Em causa estão os ataques que se têm registado nas estradas nacionais EN1 e EN6, nas províncias de Manica e Sofala, incursões que já provocaram 21 mortos e têm sido atribuídas à autoproclamada Junta Militar da Renamo, um grupo de guerrilheiros dissidentes do partido que exige a renegociação do acordo de paz assinado em 06 de agosto e a demissão do actual líder daquela força política, Ossufo Momade.
O líder da autoproclamada Junta Militar da Renamo critica a tomada de posse (marcada para segunda-feira) dos deputados da Renamo, enquanto "os guerrilheiros estão no mato a sofrer, sem sapato nem comida".
"Hoje, deixaram de fora os guerrilheiros e estão a ir tomar posse, o que isto significa?" questionou Mariano Nhongo, acusando a liderança do partido de estar a afastar-se dos ideais do líder antecessor de Ossufo Momade, Afonso Dhlakama, que morreu em 2018.
O líder da autoproclamada Junta Militar disse que enviou um documento para o Governo moçambicano, em 02 de Outubro, e para o grupo de contacto das negociações de paz com todas as condições para reintegração dos seus guerrilheiros, mas não teve uma resposta.
"A Junta Militar não reconhece os deputados que estão a tomar posse", disse o líder do grupo, acrescentando que o que está a acontecer com os guerrilheiros da Renamo "não é o que foi combinado nas negociações".
"Aos empresários que estão aqui dizemos: cuidem das vossas coisas. Moçambique não está bem", frisou Nhongo.
Sobre a detenção de seis indivíduos alegadamente pertencentes à Junta Militar anunciada pelas autoridades na quarta-feira, Nhongo não os reconhece.
"Se realmente eles são membros da Junta Militar que perguntem a eles sobre a zona onde estou", afirmou.
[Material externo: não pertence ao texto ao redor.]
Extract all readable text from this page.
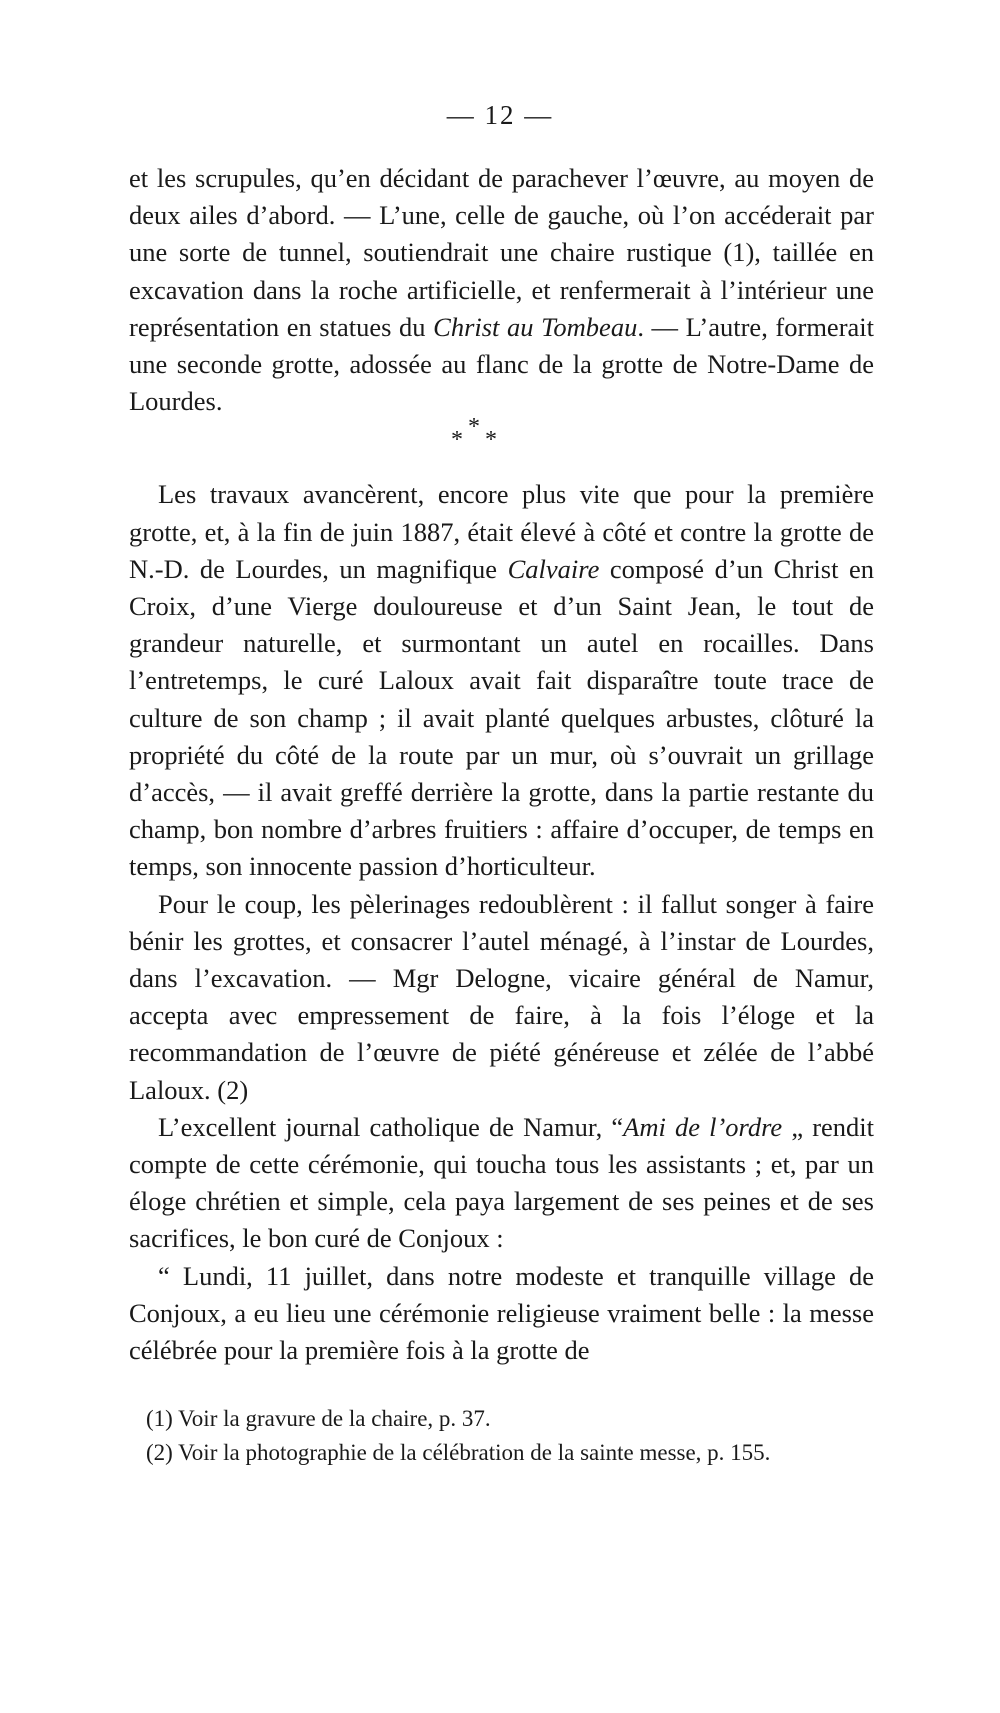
— 12 —

et les scrupules, qu’en décidant de parachever l’œuvre, au moyen de deux ailes d’abord. — L’une, celle de gauche, où l’on accéderait par une sorte de tunnel, soutiendrait une chaire rustique (1), taillée en excavation dans la roche artificielle, et renfermerait à l’intérieur une représentation en statues du Christ au Tombeau. — L’autre, formerait une seconde grotte, adossée au flanc de la grotte de Notre-Dame de Lourdes.

* * *

Les travaux avancèrent, encore plus vite que pour la première grotte, et, à la fin de juin 1887, était élevé à côté et contre la grotte de N.-D. de Lourdes, un magnifique Calvaire composé d’un Christ en Croix, d’une Vierge douloureuse et d’un Saint Jean, le tout de grandeur naturelle, et surmontant un autel en rocailles. Dans l’entretemps, le curé Laloux avait fait disparaître toute trace de culture de son champ ; il avait planté quelques arbustes, clôturé la propriété du côté de la route par un mur, où s’ouvrait un grillage d’accès, — il avait greffé derrière la grotte, dans la partie restante du champ, bon nombre d’arbres fruitiers : affaire d’occuper, de temps en temps, son innocente passion d’horticulteur.

Pour le coup, les pèlerinages redoublèrent : il fallut songer à faire bénir les grottes, et consacrer l’autel ménagé, à l’instar de Lourdes, dans l’excavation. — Mgr Delogne, vicaire général de Namur, accepta avec empressement de faire, à la fois l’éloge et la recommandation de l’œuvre de piété généreuse et zélée de l’abbé Laloux. (2)

L’excellent journal catholique de Namur, “Ami de l’ordre „ rendit compte de cette cérémonie, qui toucha tous les assistants ; et, par un éloge chrétien et simple, cela paya largement de ses peines et de ses sacrifices, le bon curé de Conjoux :

“ Lundi, 11 juillet, dans notre modeste et tranquille village de Conjoux, a eu lieu une cérémonie religieuse vraiment belle : la messe célébrée pour la première fois à la grotte de

(1) Voir la gravure de la chaire, p. 37.

(2) Voir la photographie de la célébration de la sainte messe, p. 155.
Oficialmente, a Renamo tem-se afastado de qualquer ligação com Mariano Nhongo, classificando-o de desertor.
Desde agosto, um total de 21 pessoas morreram em ataques armados de grupos nas províncias de Manica e Sofala, incursões que têm afectado alvos civis, polícias e viaturas, atribuídas pelas autoridades a guerrilheiros do braço armado da Renamo que permanecem na região.
Em finais de Dezembro, o ministro do Interior de Moçambique, Basílio Monteiro, anunciou o reforço de medidas de segurança em Manica e Sofala, que incluem o reforço do policiamento e escoltas em alguns troços, um cenário que remonta ao pico, entre 2014 e 2016, dos confrontos militares na crise política entre o Governo moçambicano e a Renamo.
As incursões acontecem num reduto da Renamo e onde os guerrilheiros daquele partido se confrontaram com as forças de defesa e segurança moçambicanas e atingiram alvos civis até ao cessar-fogo de Dezembro de 2016.
O grupo dirigido por Mariano Nhongo, antigo general de Dhlakama, permanece entrincheirado nas matas da região centro de Moçambique.
Este é o episódio mais recente das divisões no partido após a morte de Dhlakama.
A guerra civil de Moçambique causou dezenas de milhares de mortos, entre 1977 e 1992.
Apesar dos vários acordos de paz que levaram o país ao multipartidarismo, a reintegração dos guerrilheiros nunca ficou resolvida e a Renamo manteve sempre um braço armado activo, principalmente no centro do país.